Additionally because Medicare Advantage plans often offer prescription drug coverage, you won’t have to pay for Part D!
Medicare Advantage Plans will also feel very familiar. These types of plans are like One-Stop shopping. You can find a plan that offers you health coverage, prescription drug coverage, dental coverage and more. You don’t have to rely on multiple carriers. This can certainly be convenient. You won’t have to dig multiple cards out of your wallet!
Finally, Medicare Advantage Plans can offer benefits that are not offered by Medicare Supplement Plans. These are things like dental, vision, hearing, etc. Were you to enroll in a Medicare Supplement Plan you would need to find additional supplemental insurance for these benefits.
Now let’s switch gears and talk about the negatives. Medicare Advantage Plans are either HMOs or PPOs. Because of this, you’ll need to work within a network of doctors. Your doctor or the hospital that you’re visiting must accept your specific carrier and plan. These networks are much smaller than Original Medicare. You may even have to travel a significant distance to find a doctor or hospital that accepts your plan.

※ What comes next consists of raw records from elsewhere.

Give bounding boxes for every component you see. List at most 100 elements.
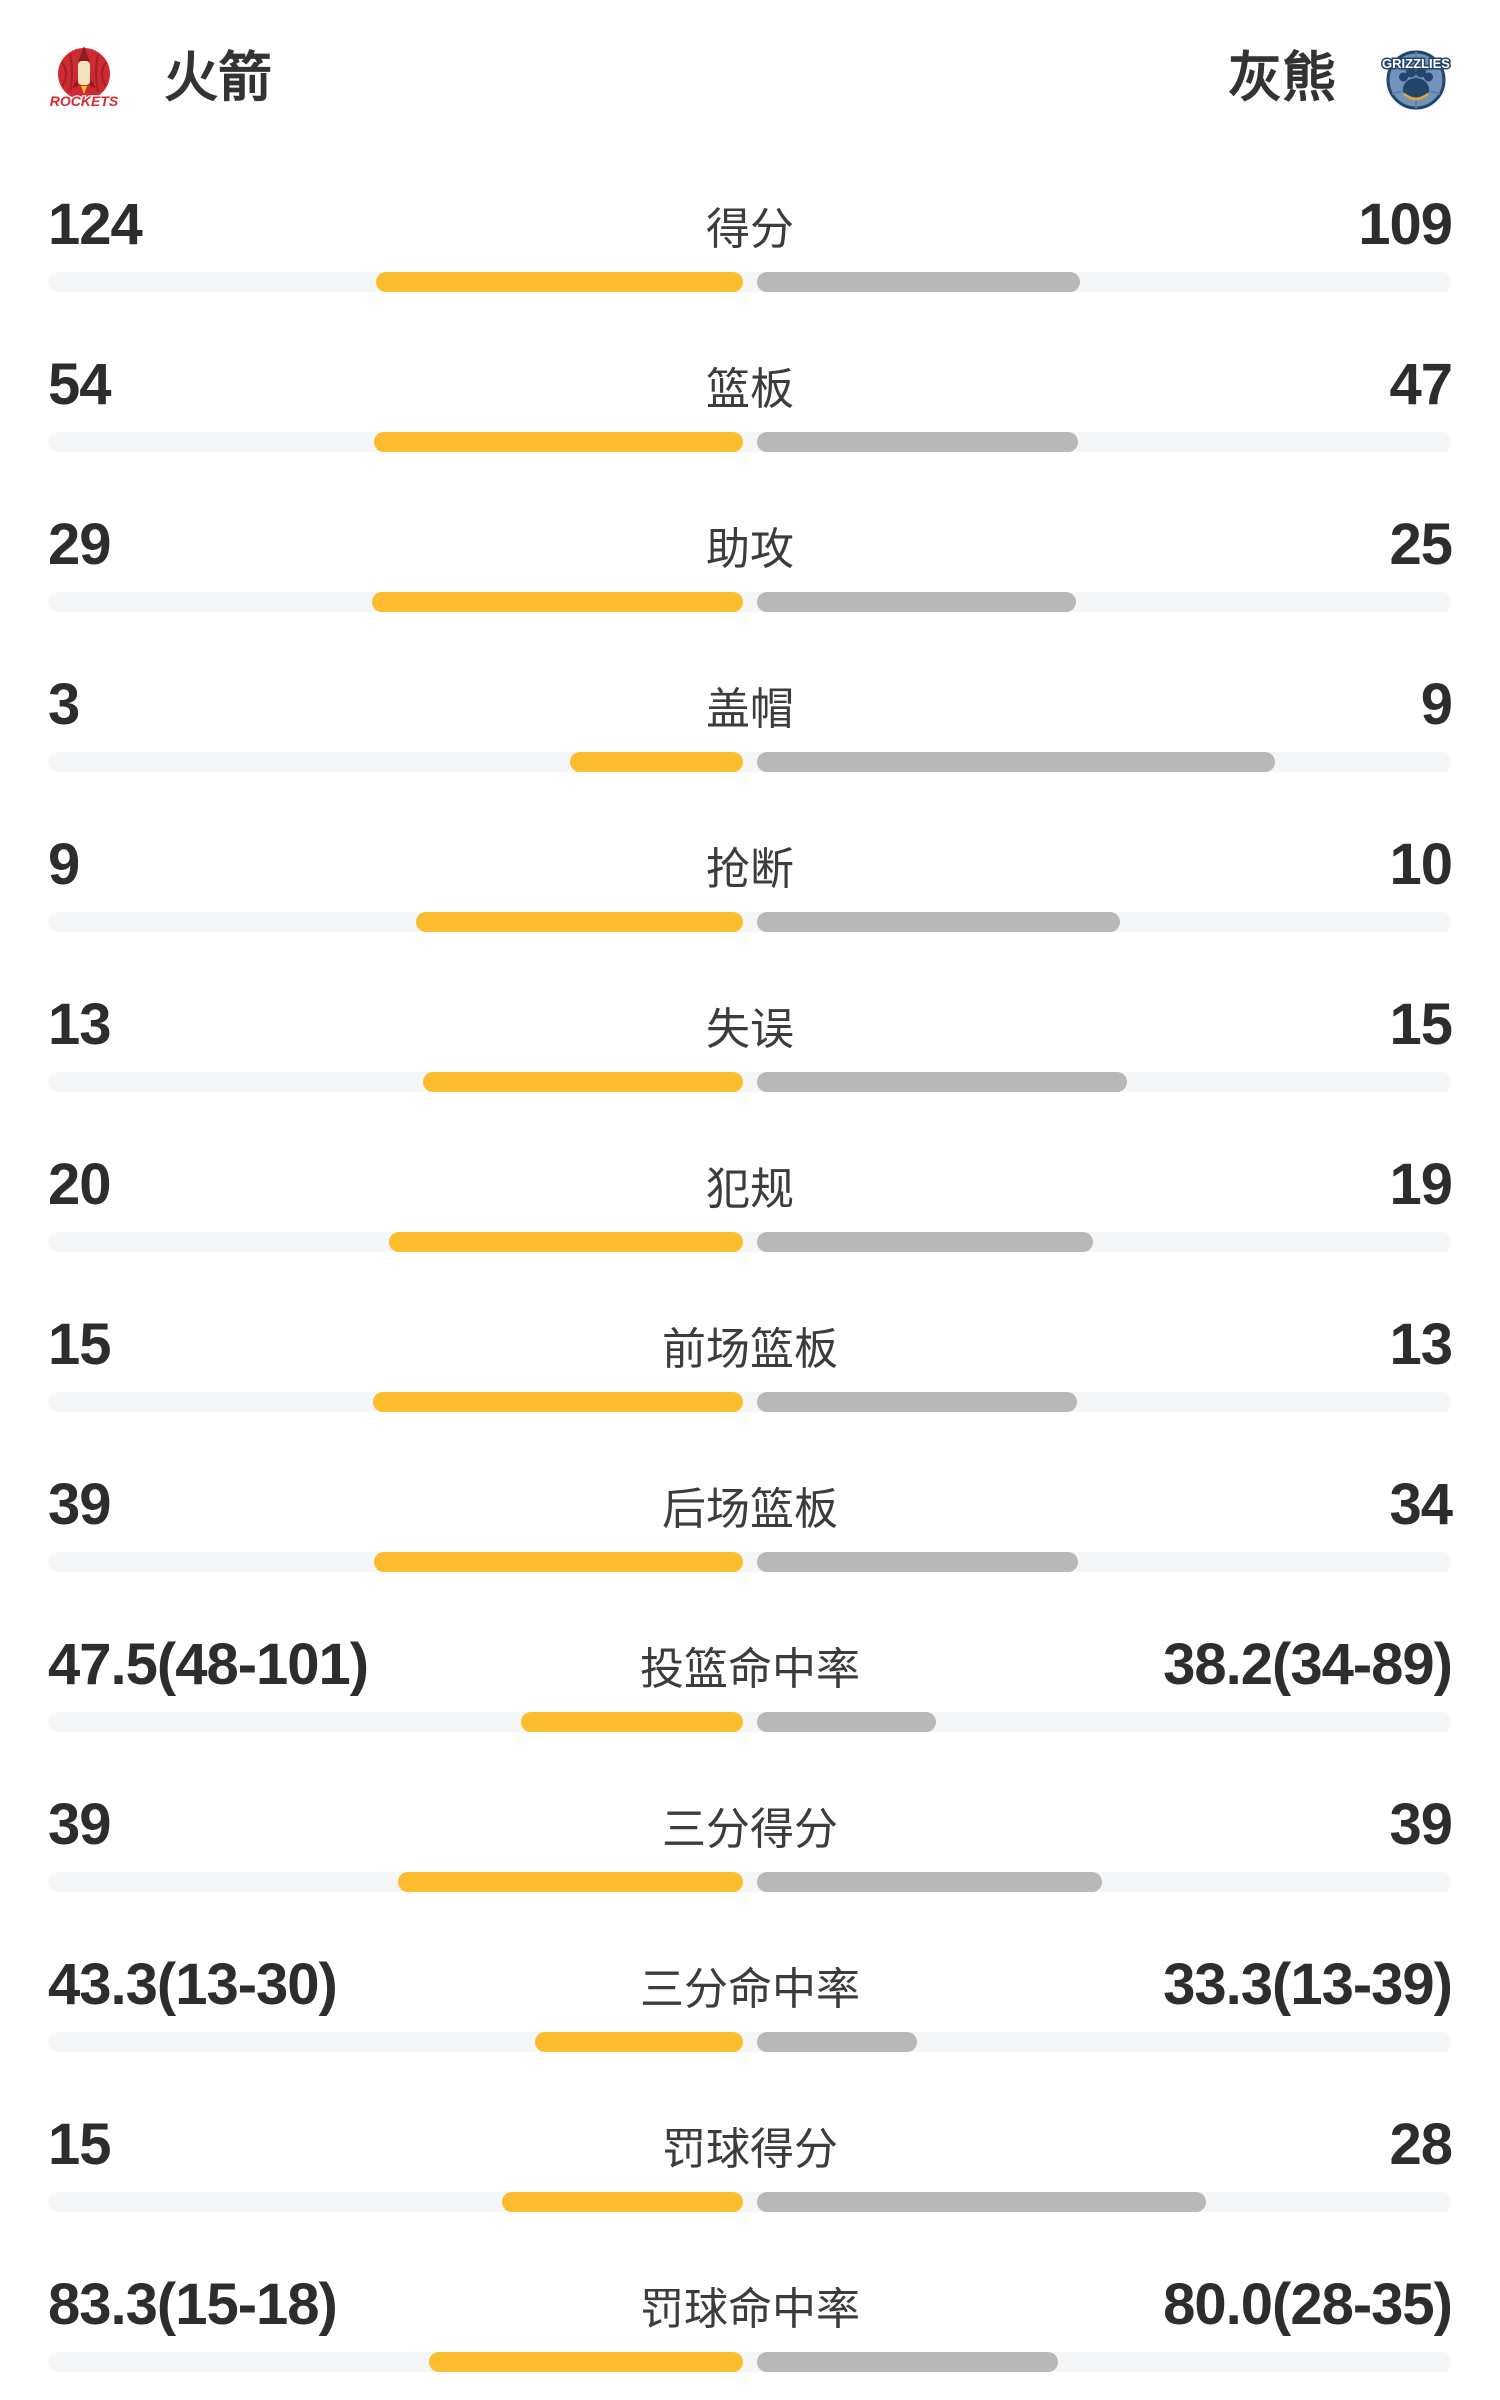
- away-bar-fill: [757, 1232, 1093, 1252]
- away-value: 38.2(34-89): [1163, 1632, 1453, 1697]
- comparison-bar-track: [48, 1552, 1452, 1572]
- comparison-bar-track: [48, 2352, 1452, 2372]
- away-bar-fill: [757, 432, 1078, 452]
- away-value: 13: [1389, 1312, 1453, 1377]
- comparison-bar-track: [48, 592, 1452, 612]
- stats-list: 124 得分 109 54 篮板 47 29 助攻 25: [48, 160, 1453, 2400]
- stat-row: 39 三分得分 39: [48, 1760, 1453, 1920]
- stat-values-line: 29 助攻 25: [48, 512, 1453, 577]
- stat-label: 罚球得分: [662, 2125, 838, 2174]
- stat-label: 抢断: [706, 845, 794, 894]
- stat-label: 投篮命中率: [640, 1645, 860, 1694]
- home-bar-fill: [535, 2032, 743, 2052]
- home-value: 20: [48, 1152, 112, 1217]
- comparison-bar-track: [48, 1872, 1452, 1892]
- away-bar-fill: [757, 2192, 1206, 2212]
- teams-header: ROCKETS 火箭 灰熊 GRIZZLIES: [48, 0, 1452, 114]
- home-bar-fill: [521, 1712, 743, 1732]
- away-bar-fill: [757, 752, 1275, 772]
- stat-label: 篮板: [706, 365, 794, 414]
- stat-row: 3 盖帽 9: [48, 640, 1453, 800]
- stat-values-line: 20 犯规 19: [48, 1152, 1453, 1217]
- stat-row: 54 篮板 47: [48, 320, 1453, 480]
- home-bar-fill: [372, 592, 743, 612]
- stat-label: 三分得分: [662, 1805, 838, 1854]
- grizzlies-logo-icon: GRIZZLIES: [1381, 50, 1452, 110]
- stat-label: 盖帽: [706, 685, 794, 734]
- away-value: 39: [1389, 1792, 1453, 1857]
- home-value: 39: [48, 1792, 112, 1857]
- stat-values-line: 39 后场篮板 34: [48, 1472, 1453, 1537]
- comparison-bar-track: [48, 752, 1452, 772]
- away-value: 9: [1420, 672, 1453, 737]
- home-value: 15: [48, 2112, 112, 2177]
- away-team-name: 灰熊: [1228, 48, 1336, 108]
- away-bar-fill: [757, 1872, 1102, 1892]
- stat-row: 9 抢断 10: [48, 800, 1453, 960]
- stat-row: 43.3(13-30) 三分命中率 33.3(13-39): [48, 1920, 1453, 2080]
- away-team[interactable]: 灰熊 GRIZZLIES: [1228, 42, 1452, 114]
- stat-values-line: 39 三分得分 39: [48, 1792, 1453, 1857]
- home-bar-fill: [429, 2352, 743, 2372]
- away-value: 34: [1389, 1472, 1453, 1537]
- stat-label: 三分命中率: [640, 1965, 860, 2014]
- stat-label: 失误: [706, 1005, 794, 1054]
- away-bar-fill: [757, 1552, 1078, 1572]
- stat-row: 83.3(15-18) 罚球命中率 80.0(28-35): [48, 2240, 1453, 2400]
- stat-values-line: 124 得分 109: [48, 192, 1453, 257]
- stat-row: 29 助攻 25: [48, 480, 1453, 640]
- away-value: 25: [1389, 512, 1453, 577]
- home-value: 83.3(15-18): [48, 2272, 338, 2337]
- comparison-bar-track: [48, 432, 1452, 452]
- stat-values-line: 9 抢断 10: [48, 832, 1453, 897]
- home-bar-fill: [502, 2192, 743, 2212]
- away-bar-fill: [757, 272, 1080, 292]
- away-value: 47: [1389, 352, 1453, 417]
- away-bar-fill: [757, 592, 1076, 612]
- stat-row: 39 后场篮板 34: [48, 1440, 1453, 1600]
- stat-label: 犯规: [706, 1165, 794, 1214]
- away-value: 19: [1389, 1152, 1453, 1217]
- home-value: 124: [48, 192, 143, 257]
- stat-label: 罚球命中率: [640, 2285, 860, 2334]
- stat-row: 47.5(48-101) 投篮命中率 38.2(34-89): [48, 1600, 1453, 1760]
- comparison-bar-track: [48, 272, 1452, 292]
- home-team[interactable]: ROCKETS 火箭: [48, 42, 272, 114]
- stat-row: 20 犯规 19: [48, 1120, 1453, 1280]
- stat-label: 后场篮板: [662, 1485, 838, 1534]
- rockets-logo-icon: ROCKETS: [49, 46, 120, 110]
- away-bar-fill: [757, 1072, 1127, 1092]
- stat-values-line: 13 失误 15: [48, 996, 1453, 1054]
- away-value: 10: [1389, 832, 1453, 897]
- stat-label: 得分: [706, 205, 794, 254]
- home-bar-fill: [423, 1072, 743, 1092]
- away-bar-fill: [757, 1712, 936, 1732]
- stat-label: 助攻: [706, 525, 794, 574]
- home-value: 47.5(48-101): [48, 1632, 369, 1697]
- away-bar-fill: [757, 2352, 1058, 2372]
- comparison-bar-track: [48, 1072, 1452, 1092]
- home-value: 3: [48, 672, 80, 737]
- home-team-name: 火箭: [164, 48, 272, 108]
- home-value: 54: [48, 352, 112, 417]
- home-bar-fill: [374, 1552, 743, 1572]
- stat-values-line: 15 罚球得分 28: [48, 2112, 1453, 2177]
- away-value: 109: [1358, 192, 1453, 257]
- comparison-bar-track: [48, 1712, 1452, 1732]
- stat-label: 前场篮板: [662, 1325, 838, 1374]
- grizzlies-logo-text: GRIZZLIES: [1382, 56, 1450, 71]
- away-value: 33.3(13-39): [1163, 1952, 1453, 2017]
- stat-values-line: 3 盖帽 9: [48, 672, 1453, 737]
- home-bar-fill: [374, 432, 743, 452]
- comparison-bar-track: [48, 1392, 1452, 1412]
- comparison-bar-track: [48, 912, 1452, 932]
- home-bar-fill: [570, 752, 743, 772]
- home-value: 15: [48, 1312, 112, 1377]
- away-value: 28: [1389, 2112, 1453, 2177]
- home-value: 29: [48, 512, 112, 577]
- home-bar-fill: [376, 272, 743, 292]
- stat-row: 15 罚球得分 28: [48, 2080, 1453, 2240]
- stat-values-line: 43.3(13-30) 三分命中率 33.3(13-39): [48, 1952, 1453, 2017]
- stat-values-line: 54 篮板 47: [48, 352, 1453, 417]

The limited network can be more than inconvenient. If you find yourself facing a medical crisis, for example cancer, it is really important that you utilize the doctors and hospitals of your choice. If you’re enrolled in a Medicare Advantage plan, your options may be limited. And while, perhaps you can deal with the inconvenience for a regular wellness checkups, when you have significant health concerns, you don’t want to have to worry that your doctor or the hospital of your choice accepts your plan.

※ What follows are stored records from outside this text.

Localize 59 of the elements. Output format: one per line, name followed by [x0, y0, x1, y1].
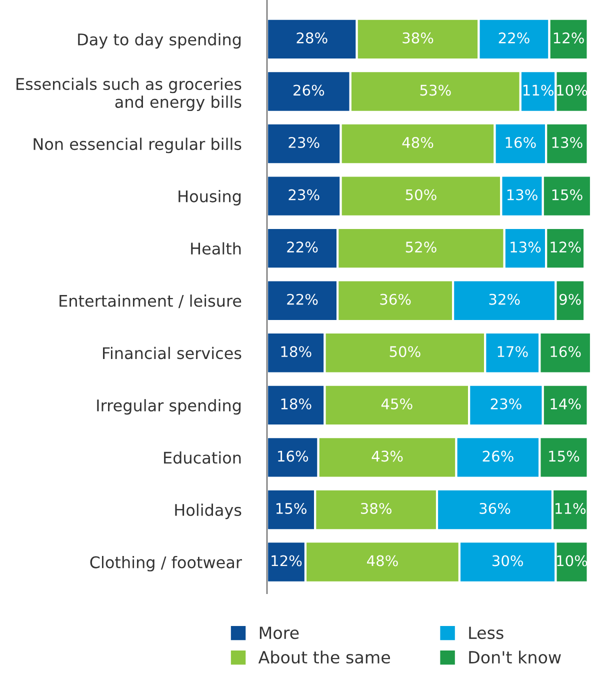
y-tick-label: Non essencial regular bills	[34, 138, 242, 154]
y-tick-label: Entertainment / leisure	[60, 294, 242, 308]
data-label: 23%	[288, 189, 320, 200]
data-label: 48%	[366, 555, 398, 566]
data-label: 38%	[360, 502, 392, 514]
data-label: 16%	[278, 450, 308, 462]
data-label: 10%	[557, 84, 588, 96]
y-tick-label: Essencials such as groceries and energy bills	[16, 78, 242, 112]
data-label: 50%	[390, 346, 420, 358]
data-label: 9%	[560, 294, 581, 305]
data-label: 32%	[489, 294, 520, 305]
data-label: 22%	[287, 294, 318, 305]
data-label: 18%	[281, 346, 312, 358]
data-label: 11%	[556, 502, 586, 514]
data-label: 36%	[380, 294, 411, 305]
data-label: 13%	[552, 136, 582, 148]
y-tick-label: Health	[191, 242, 241, 255]
data-label: 48%	[402, 136, 434, 148]
data-label: 36%	[480, 502, 510, 514]
y-tick-label: Irregular spending	[97, 399, 241, 415]
data-label: 38%	[402, 32, 434, 44]
data-label: 53%	[420, 84, 451, 96]
data-label: 17%	[498, 346, 528, 358]
y-tick-label: Housing	[178, 190, 241, 206]
data-label: 30%	[492, 555, 523, 566]
data-label: 13%	[507, 189, 538, 200]
data-label: 45%	[381, 398, 412, 410]
legend-label: More	[260, 626, 299, 640]
legend-label: Don't know	[469, 650, 561, 664]
data-label: 52%	[406, 242, 436, 253]
data-label: 12%	[550, 242, 581, 253]
data-label: 12%	[554, 32, 584, 44]
data-label: 12%	[272, 555, 302, 566]
y-tick-label: Clothing / footwear	[90, 556, 242, 572]
data-label: 23%	[288, 136, 320, 148]
legend-label: About the same	[258, 650, 390, 664]
data-label: 18%	[281, 398, 312, 410]
y-tick-label: Holidays	[175, 504, 242, 520]
data-label: 43%	[372, 450, 403, 462]
data-label: 50%	[406, 189, 436, 200]
data-label: 15%	[276, 502, 306, 514]
y-tick-label: Financial services	[103, 346, 242, 360]
data-label: 26%	[482, 450, 514, 462]
data-label: 22%	[287, 242, 318, 253]
data-label: 15%	[549, 450, 580, 462]
data-label: 10%	[557, 555, 588, 566]
data-label: 16%	[506, 136, 536, 148]
legend-label: Less	[469, 626, 504, 640]
data-label: 23%	[490, 398, 522, 410]
data-label: 13%	[510, 242, 541, 253]
data-label: 11%	[523, 84, 554, 96]
data-label: 22%	[498, 32, 530, 44]
data-label: 16%	[550, 346, 581, 358]
y-tick-label: Day to day spending	[78, 33, 241, 49]
y-tick-label: Education	[164, 451, 241, 464]
data-label: 26%	[294, 84, 324, 96]
data-label: 15%	[552, 189, 582, 200]
data-label: 28%	[296, 32, 328, 44]
data-label: 14%	[550, 398, 581, 410]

Additionally, here’s where the cost savings Medicare Advantage (especially “free” Medicare Advantage) may come back to haunt you. So, very often Medicare Advantage Plans that boast low monthly premiums may have coinsurance for things like chemo (up to 20% of the cost). Most Medicare Supplement Plans would cover the coinsurance for these types of procedures. Medicare Advantage Plans do have out of pocket limits, but these can be thousands of dollars.

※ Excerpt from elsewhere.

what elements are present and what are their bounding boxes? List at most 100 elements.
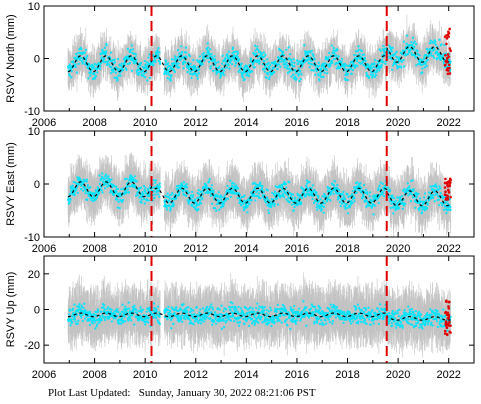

One more thing to mention: health insurance plans do tend to even out somewhere. So if you’re looking at a plan with very very low monthly premiums or $0 monthly premium, they’re going to make up that money somewhere. Most likely, it will be in the cost sharing.
So What Are My Options?
The effectiveness of Medicare Advantage Plans is determined by your needs, financial concerns and your location! For some people they are a wonderful alternative to Original Medicare. You can view all the options available on Medicare.gov.
Another option is, of course, Medicare Supplement Plans. Based on your location and your financial concerns, you may want to look into this option. Although you may pay a little bit more on a monthly basis, they could end up saving you more money in the long run. You can enroll in a Medicare Supplement Plan year-round.
If after you do your research, you determine a Medicare Advantage Plan is right for you, you can enroll during the annual enrollment period. The AEP is every year from October 15th to December 7th. Please make sure to review your plan on a yearly basis to make sure that it’s still the right plan for you!